Verslag van de vergadering van 4 november 2014 (2014/2015 nr. 6)

Status: gecorrigeerd

Aanvang: 18.10 uur


Mevrouw De Boer i (GroenLinks):

Voorzitter. Dank aan de minister voor de beantwoording van de vragen. Ik zal niet nog een keer uitgebreid ingaan op de verschillende visies op het softdrugsbeleid en de achterdeur en de voordeur. Ik wil het heel kort houden. Laten we er geen misverstand over laten bestaan.
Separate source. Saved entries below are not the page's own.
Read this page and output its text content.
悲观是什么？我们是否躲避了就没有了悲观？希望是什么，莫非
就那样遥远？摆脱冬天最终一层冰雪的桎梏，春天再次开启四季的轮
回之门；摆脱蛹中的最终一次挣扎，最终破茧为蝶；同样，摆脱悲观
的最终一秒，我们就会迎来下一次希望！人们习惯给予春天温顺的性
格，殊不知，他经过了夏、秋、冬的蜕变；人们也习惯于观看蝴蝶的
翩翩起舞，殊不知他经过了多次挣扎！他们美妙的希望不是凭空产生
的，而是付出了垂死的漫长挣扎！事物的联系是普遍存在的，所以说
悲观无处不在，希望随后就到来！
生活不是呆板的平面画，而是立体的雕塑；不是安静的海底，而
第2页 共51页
Ik had namelijk even het idee dat dat ontstond. Ook GroenLinks vindt dat de georganiseerde criminaliteit die samenhangt met de wietteelt, de overlast die ze oplevert voor mensen in Nederland en de gevaren voor de volksgezondheid die ze meebrengt, aangepakt moeten worden. Hoe je dat moet doen, is vers twee.

Ik heb nog een opmerking over een feit dat steeds genoemd wordt, namelijk dat 80% in Nederland geproduceerd wordt voor de export. Dat percentage staat ter discussie. Dat wil ik even noemen. De minister heeft dat ook al gezegd. Er loopt op dit moment een validatieonderzoek van het WODC, juist omdat die percentages ter discussie staan. Ik wil even genoemd hebben dat dit geen vaststaand gegeven is.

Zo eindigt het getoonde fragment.